Mr. Navalny has been on a hunger strike for two weeks, protesting prison officials’ refusal to let his physician examine him behind bars after he developed severe back and leg pain. But he said Tuesday in an Instagram post that his first lawsuit against prison officials had to do with the Muslim holy book.

“The thing is, they’re not giving my Koran. And it pisses me off,” Mr. Navalny said, adding that “deeply studying” the Koran was one of several “self-improvement” goals he set for himself while in prison. The politician said he hasn’t been given access to any of the books he brought or ordered over the past month, because they all need to be “inspected for extremism,” which officials say takes three months.

“So I wrote one more petition to the [prison] chief and filed a lawsuit,” Mr. Navalny said. “Books are our everything, and if I have to sue for my right to read, then I’ll be suing.”

Mr. Navalny, 44, is Russian President Vladimir Putin’s fiercest domestic opponent. He was arrested in January upon returning to Moscow from Germany, where he spent five months recovering from a nerve-agent poisoning that he blames on the Kremlin. Russian authorities have rejected the accusation.

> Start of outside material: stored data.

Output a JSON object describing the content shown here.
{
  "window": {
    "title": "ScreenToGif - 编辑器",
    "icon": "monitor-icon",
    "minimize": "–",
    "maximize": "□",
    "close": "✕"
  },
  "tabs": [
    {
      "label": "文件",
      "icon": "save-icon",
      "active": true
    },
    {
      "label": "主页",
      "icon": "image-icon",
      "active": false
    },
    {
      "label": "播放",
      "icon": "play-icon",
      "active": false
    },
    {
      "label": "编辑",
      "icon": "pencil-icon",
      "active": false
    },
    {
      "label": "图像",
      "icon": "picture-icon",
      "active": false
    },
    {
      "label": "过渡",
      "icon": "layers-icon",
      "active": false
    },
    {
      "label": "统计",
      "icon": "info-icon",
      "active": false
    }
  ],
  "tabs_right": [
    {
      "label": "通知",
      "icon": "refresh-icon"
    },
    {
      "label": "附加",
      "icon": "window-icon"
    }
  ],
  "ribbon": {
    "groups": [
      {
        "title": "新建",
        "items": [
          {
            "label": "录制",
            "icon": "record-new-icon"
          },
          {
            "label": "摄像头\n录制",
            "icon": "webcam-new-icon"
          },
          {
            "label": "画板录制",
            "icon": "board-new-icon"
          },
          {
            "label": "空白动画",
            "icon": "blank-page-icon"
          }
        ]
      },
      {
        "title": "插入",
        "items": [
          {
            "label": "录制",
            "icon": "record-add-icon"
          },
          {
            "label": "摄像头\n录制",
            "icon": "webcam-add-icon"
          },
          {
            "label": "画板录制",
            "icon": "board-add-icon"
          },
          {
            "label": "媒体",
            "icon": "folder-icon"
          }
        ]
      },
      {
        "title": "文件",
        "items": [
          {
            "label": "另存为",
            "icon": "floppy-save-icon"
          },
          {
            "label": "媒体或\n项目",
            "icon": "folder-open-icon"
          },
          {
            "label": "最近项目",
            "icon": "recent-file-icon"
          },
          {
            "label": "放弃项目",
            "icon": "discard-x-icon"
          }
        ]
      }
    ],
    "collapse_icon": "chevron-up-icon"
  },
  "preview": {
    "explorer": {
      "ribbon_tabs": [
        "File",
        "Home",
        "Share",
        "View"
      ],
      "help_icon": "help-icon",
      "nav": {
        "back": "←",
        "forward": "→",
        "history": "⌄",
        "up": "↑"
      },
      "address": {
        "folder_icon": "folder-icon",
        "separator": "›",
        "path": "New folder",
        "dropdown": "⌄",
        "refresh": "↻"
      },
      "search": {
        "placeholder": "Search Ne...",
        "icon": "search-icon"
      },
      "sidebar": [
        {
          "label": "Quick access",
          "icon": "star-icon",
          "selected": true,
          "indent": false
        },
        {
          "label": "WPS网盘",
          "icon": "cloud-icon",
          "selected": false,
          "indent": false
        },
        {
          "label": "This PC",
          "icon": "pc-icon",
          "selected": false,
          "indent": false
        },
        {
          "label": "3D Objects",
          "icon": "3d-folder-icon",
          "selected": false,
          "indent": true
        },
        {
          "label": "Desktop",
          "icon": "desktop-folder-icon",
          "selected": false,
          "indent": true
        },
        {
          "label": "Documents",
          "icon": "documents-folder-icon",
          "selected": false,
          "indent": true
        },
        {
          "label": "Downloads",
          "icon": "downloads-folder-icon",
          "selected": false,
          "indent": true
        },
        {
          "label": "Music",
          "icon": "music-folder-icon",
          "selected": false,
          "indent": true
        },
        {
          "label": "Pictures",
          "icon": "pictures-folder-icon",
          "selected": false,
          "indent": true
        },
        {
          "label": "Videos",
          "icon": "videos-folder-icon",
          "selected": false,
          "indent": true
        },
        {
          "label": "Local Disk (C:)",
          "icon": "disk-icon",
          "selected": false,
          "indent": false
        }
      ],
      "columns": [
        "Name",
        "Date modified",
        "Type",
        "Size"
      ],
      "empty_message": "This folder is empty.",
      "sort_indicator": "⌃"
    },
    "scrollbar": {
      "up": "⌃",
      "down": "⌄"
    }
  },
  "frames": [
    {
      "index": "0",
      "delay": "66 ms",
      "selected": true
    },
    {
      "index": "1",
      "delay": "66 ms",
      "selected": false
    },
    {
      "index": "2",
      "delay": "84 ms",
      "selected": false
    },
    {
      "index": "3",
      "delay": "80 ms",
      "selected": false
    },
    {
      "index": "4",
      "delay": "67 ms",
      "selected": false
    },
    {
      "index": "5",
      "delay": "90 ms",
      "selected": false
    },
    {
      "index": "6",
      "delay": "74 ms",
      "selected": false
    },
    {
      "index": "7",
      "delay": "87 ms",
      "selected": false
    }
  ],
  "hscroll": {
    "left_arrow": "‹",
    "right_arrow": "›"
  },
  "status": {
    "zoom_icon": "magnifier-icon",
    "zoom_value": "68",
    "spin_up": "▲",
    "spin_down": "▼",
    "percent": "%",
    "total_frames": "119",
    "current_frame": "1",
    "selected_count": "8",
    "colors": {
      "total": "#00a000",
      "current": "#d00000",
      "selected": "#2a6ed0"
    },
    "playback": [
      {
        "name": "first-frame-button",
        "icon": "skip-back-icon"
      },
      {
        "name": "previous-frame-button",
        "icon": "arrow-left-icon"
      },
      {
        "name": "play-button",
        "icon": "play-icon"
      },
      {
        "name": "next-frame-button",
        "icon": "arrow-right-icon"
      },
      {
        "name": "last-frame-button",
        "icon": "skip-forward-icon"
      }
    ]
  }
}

A court ordered Mr. Navalny in February to serve two and a half years in prison for violating the terms of his probation, including when he was convalescing in Germany, from a 2014 embezzlement conviction. Mr. Navalny has rejected the conviction as fabricated, and the European court of Human Rights found it “arbitrary and manifestly unreasonable.”

Authorities transferred Mr. Navalny last month from a Moscow jail to the IK-2 penal colony in the Vladimir region, 85 kilometres east of the Russian capital. The facility in the town of Pokrov is noted for its especially strict inmate routines, which include standing at attention for hours.

Within weeks of being imprisoned, Mr. Navalny said he developed severe back and leg pains and was effectively deprived of sleep because a guard checks on him hourly at night. He went on a hunger strike two weeks ago, demanding access to proper medication and a visit from his doctor. Russia’s state penitentiary service claims the politician is receiving all the medical help he needs.

Last week, Mr. Navalny was transferred to the prison’s medical ward with a cough and a fever. In an Instagram post, he said three of the 15 people he is housed with have tuberculosis, a contagious disease that spreads through the air.

On Monday, Mr. Navalny’s allies said on Twitter that he was transferred back into general housing from the medical unit. The politician has lost more than 17 pounds since starting the hunger strike and 33 in all since arriving at the colony, according to his team.

Prison officials are “seeing the seriousness of the hunger strike” and are threatening to force-feed him, Mr. Navalny’s team said in a tweet.

Mr. Navalny has faced criticism over the years for using nationalist rhetoric regarding migrants, many of whom arrive in Russia from predominantly Muslim countries in Central Asia.

He said Tuesday he had realized his “development as a Christian requires studying the Koran,” adding that he decided to become “the Koran champion among Russian non-Muslim politicians.”

Muslims in many parts of the world mark the start of Ramadan, the holy month of fasting, this week.